Die Periode, als V. diese orthopädische Anstalt leitete und ausbaute, war wahrscheinlich die beste seines Lebens. Anfang 1894 habilitierte sich V., wobei beide Referenten, Czerny und der Physiologe Wilhelm Kühne (1837-1900), seine Habilitationsschrift sehr positiv charakterisierten. Laut Czerny hat sie "einen erheblichen Werth"; er betonte, dass alle Arbeiten V.s "ihn als sehr fleißigen, geschickten und mit allen modernen Methoden wohlausgerüsteten Arbeiter erkennen lassen, von dem noch tüchtige Leistungen zu erwarten sind".
Bald folgte auch das wichtigste Ereignis im Privatleben V.: Er heiratete die Schwester seines jüngeren Kommilitonen und Freundes, Hugo Starck (1871-1956), der auch bei Czerny promovierte. Sein Familienleben litt darunter, dass V. von seiner Arbeit zu sehr besessen war. Bezeichnend ist, dass sein jüngerer Sohn Günther seine Doktorarbeit (1929) nicht den Eltern, sondern seinem Bruder gewidmet hatte.

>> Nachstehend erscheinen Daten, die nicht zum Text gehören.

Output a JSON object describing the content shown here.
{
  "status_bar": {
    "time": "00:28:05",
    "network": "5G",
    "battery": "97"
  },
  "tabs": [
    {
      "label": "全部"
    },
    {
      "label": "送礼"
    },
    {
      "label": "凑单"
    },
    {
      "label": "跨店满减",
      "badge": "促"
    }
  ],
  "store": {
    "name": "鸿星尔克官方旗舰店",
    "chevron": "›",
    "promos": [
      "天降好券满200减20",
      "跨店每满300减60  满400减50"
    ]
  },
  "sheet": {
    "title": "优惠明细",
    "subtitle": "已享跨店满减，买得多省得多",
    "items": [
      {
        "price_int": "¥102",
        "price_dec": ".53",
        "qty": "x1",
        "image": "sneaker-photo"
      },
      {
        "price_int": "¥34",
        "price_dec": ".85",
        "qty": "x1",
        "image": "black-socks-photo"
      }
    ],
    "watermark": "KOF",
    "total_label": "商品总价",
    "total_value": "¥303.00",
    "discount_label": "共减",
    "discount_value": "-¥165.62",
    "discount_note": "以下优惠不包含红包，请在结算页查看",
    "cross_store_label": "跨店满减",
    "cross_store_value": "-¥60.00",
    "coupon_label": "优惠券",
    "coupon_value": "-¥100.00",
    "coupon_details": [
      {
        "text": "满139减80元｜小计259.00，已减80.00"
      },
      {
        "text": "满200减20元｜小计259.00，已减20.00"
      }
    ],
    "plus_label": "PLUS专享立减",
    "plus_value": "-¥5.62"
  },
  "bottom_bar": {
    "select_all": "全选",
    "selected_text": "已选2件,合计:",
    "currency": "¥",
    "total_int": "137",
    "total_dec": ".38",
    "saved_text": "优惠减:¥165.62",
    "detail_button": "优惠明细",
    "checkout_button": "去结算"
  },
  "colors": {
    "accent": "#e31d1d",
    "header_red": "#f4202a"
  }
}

Ab SS 1894 liest V. eine Vorlesung "Orthopädische Chirurgie" und führt Übungen über Massage durch. Im März 1895 stellt Czerny einen Antrag der Fakultät, in dem er auch erklärt, dass V. sich "mit vieler Mühe, Aufopferung der Zeit und für die kurze Zeit recht gutem Erfolg dem Unterricht in der Orthopädie gewidmet" hat. Orthopädie sei "zu einem unentbehrlichen Zweig des medizinischen Unterrichts geworden". Czerny hielt es deswegen "für notwendig" bei dem Ministerium "eine jährliche Renumeration von ca. 1000 M für den orthopädischen Unterricht zu befürworten". Nach einem Jahr, aber mit Wirkung vom 1. Januar 1896 erteilte das Ministerium V., entsprechend dem Antrag der Fakultät, den Lehrauftrag zur Abhaltung orthopädischer Vorlesungen und Übungen. Ab Juli 1896, nach der Vereinbarung mit Czerny, wandelte V. die orthopädische Ambulanz in eine orthopädische Poliklinik um - in einem von ihm privat erworbenen Haus in der Luisenstraße. Dabei bekam V. einerseits die Erlaubnis der Stadt, eine Privatklinik zu eröffnen, andererseits die Bewilligung der Fakultät für die Aufnahme der Poliklinik in die Reihe der Universitätsinstitute. So entstand in der Universität eine Basis für die Entwicklung der Orthopädie als selbständiges Fach.
Mit Hilfe eines Assistenten entwickelte V. die Behandlung orthopädisch Kranker sowie auch die Rekonvaleszenz für Unfallverletzte, die aus der Chirurgischen Klinik kamen. Bereits während des ersten Jahres, bis 1. Juli 1897, wurden 404 Patienten stationär behandelt. Am 29. Oktober 1898 wurde eine Feier aus Anlass des 1000. Patienten der Chirurgisch-Orthopädischen Klinik veranstaltet.
Wissenschaftlich-literarische Arbeit V.s ist in dieser Zeit buchstäblich stürmisch.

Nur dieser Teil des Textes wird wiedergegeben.